HLL_ACCUMULATE , HLL_COMBINE , HLL_ESTIMATE

Syntax

Aggregate function

APPROX_COUNT_DISTINCT( [ DISTINCT ] <expr1>  [ , ... ] )

APPROX_COUNT_DISTINCT(*)
Copy

Window function

APPROX_COUNT_DISTINCT( [ DISTINCT ] <expr1>  [ , ... ] ) OVER ( [ PARTITION BY <expr2> ] )

APPROX_COUNT_DISTINCT(*) OVER ( [ PARTITION BY <expr2> ] )
Copy

Arguments

expr1

This is the expression for which you want to know the number of distinct values.

expr2

This is the optional expression used to group rows into partitions.

*

Returns an approximation of the total number of records, excluding records with NULL values.

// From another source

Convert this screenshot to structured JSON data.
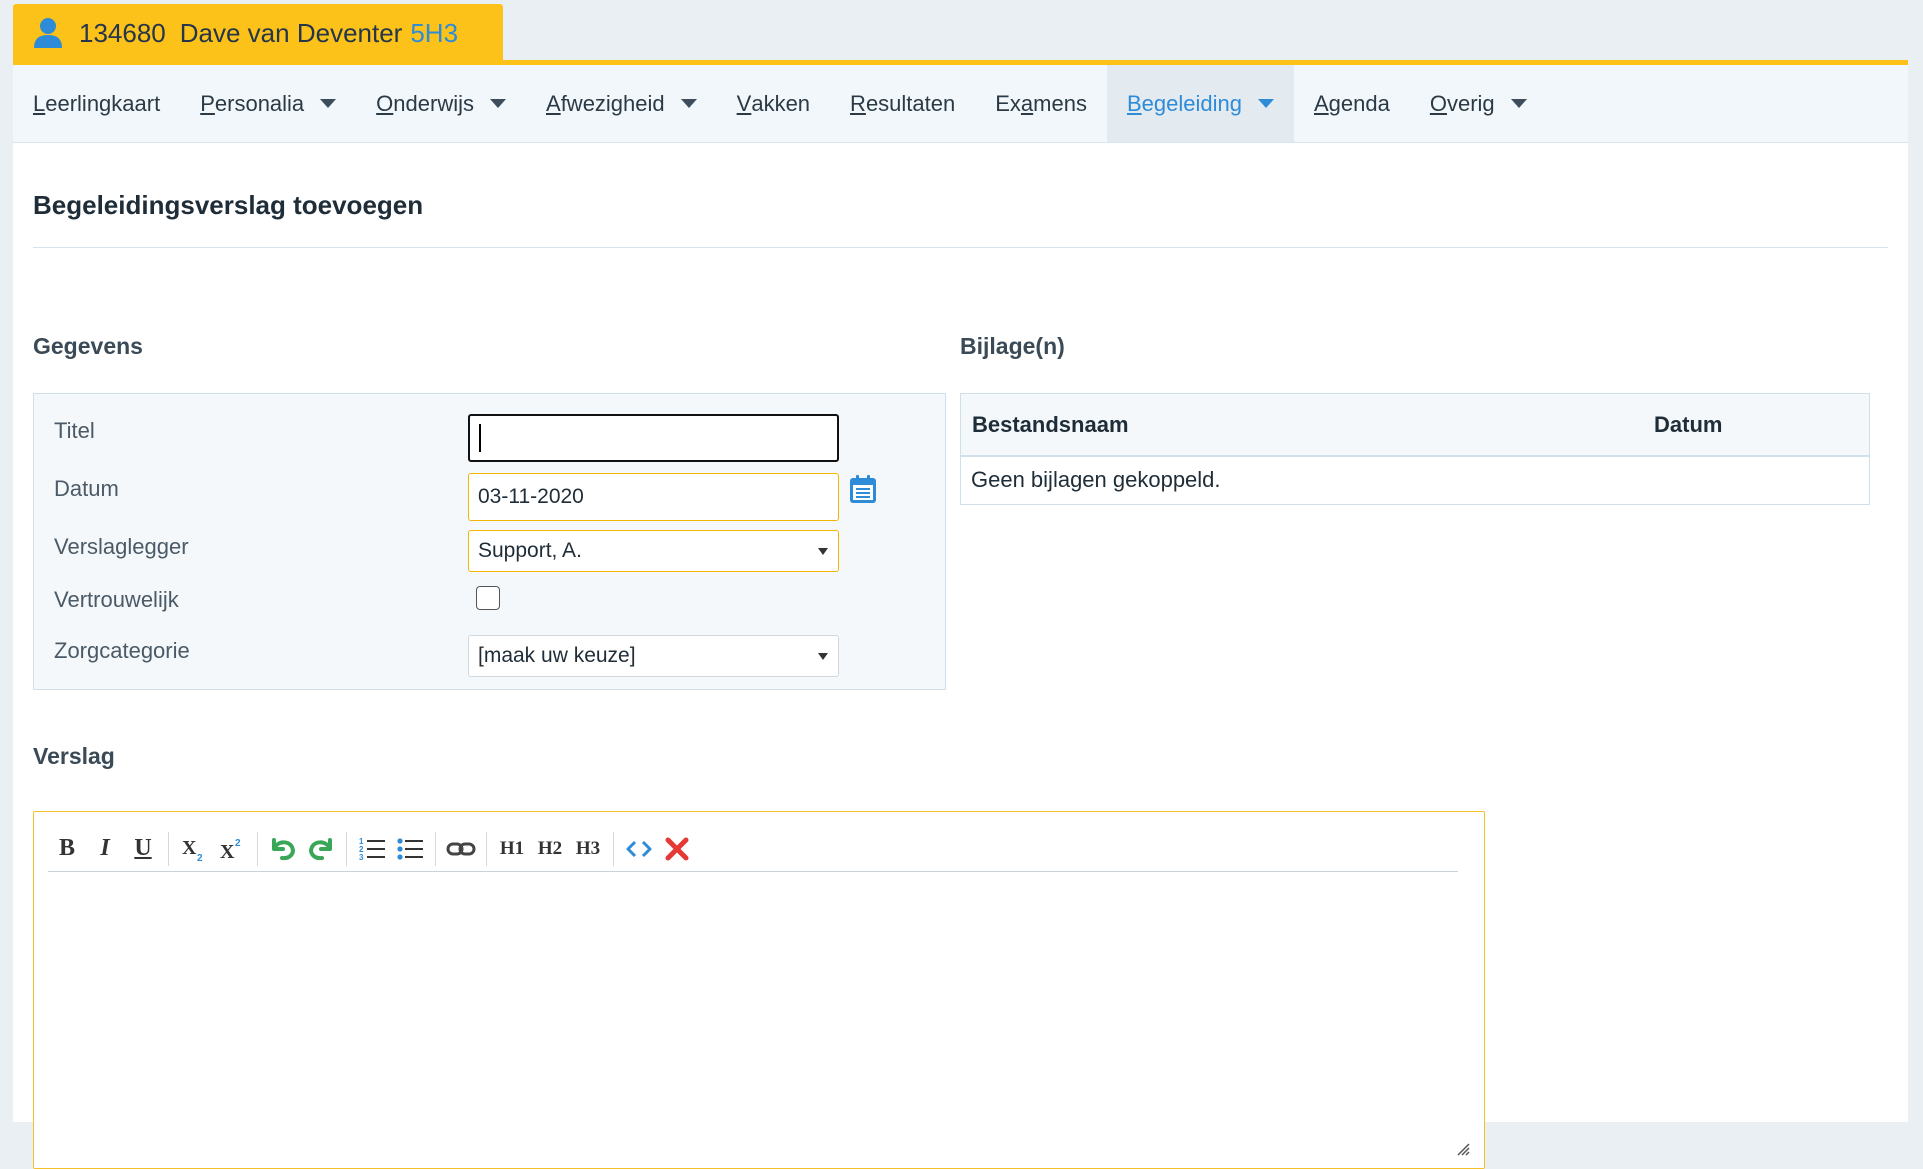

When you pass a wildcard to the function, you can qualify the wildcard with the name or alias for the table. For example, to pass in all of the columns from the table named mytable, specify the following:

(mytable.*)
Copy

You can also use the ILIKE and EXCLUDE keywords for filtering:

  • ILIKE filters for column names that match the specified pattern. Only one pattern is allowed. For example:

    (* ILIKE 'col1%')
    
    Copy
  • EXCLUDE filters out column names that don’t match the specified column or columns. For example:

    (* EXCLUDE col1)
    
    (* EXCLUDE (col1, col2))
    
    Copy

Qualifiers are valid when you use these keywords. The following example uses the ILIKE keyword to filter for all of the columns that match the pattern col1% in the table mytable:

(mytable.* ILIKE 'col1%')
Copy

The ILIKE and EXCLUDE keywords can’t be combined in a single function call.

For this function, the ILIKE and EXCLUDE keywords are valid only in a SELECT list or GROUP BY clause.

For more information about the ILIKE and EXCLUDE keywords, see the “Parameters” section in SELECT.

Returns

The data type of the returned value is INTEGER.

Usage notes

  • Although the computation is an approximation, it is deterministic. When this function is called with the same input data, this function returns the same results.

  • For information about NULL values and aggregate functions, see Aggregate functions and NULL values.

  • When this function is called as a window function, it does not support:

    • An ORDER BY clause within the OVER clause.

    • Explicit window frames.

Examples

This example shows how to use APPROX_COUNT_DISTINCT and its alias HLL. This example calls both COUNT(DISTINCT i) and APPROX_COUNT_DISTINCT(i) to emphasize that the results of those two functions do not always match exactly.

The exact output of the following query might vary because APPROX_COUNT_DISTINCT returns an approximation, not an exact value.

SELECT COUNT(i), COUNT(DISTINCT i), APPROX_COUNT_DISTINCT(i), HLL(i)
  FROM sequence_demo;
Copy
+----------+-------------------+--------------------------+--------+
| COUNT(I) | COUNT(DISTINCT I) | APPROX_COUNT_DISTINCT(I) | HLL(I) |
|----------+-------------------+--------------------------+--------|
|     1024 |              1024 |                     1007 |   1007 |
+----------+-------------------+--------------------------+--------+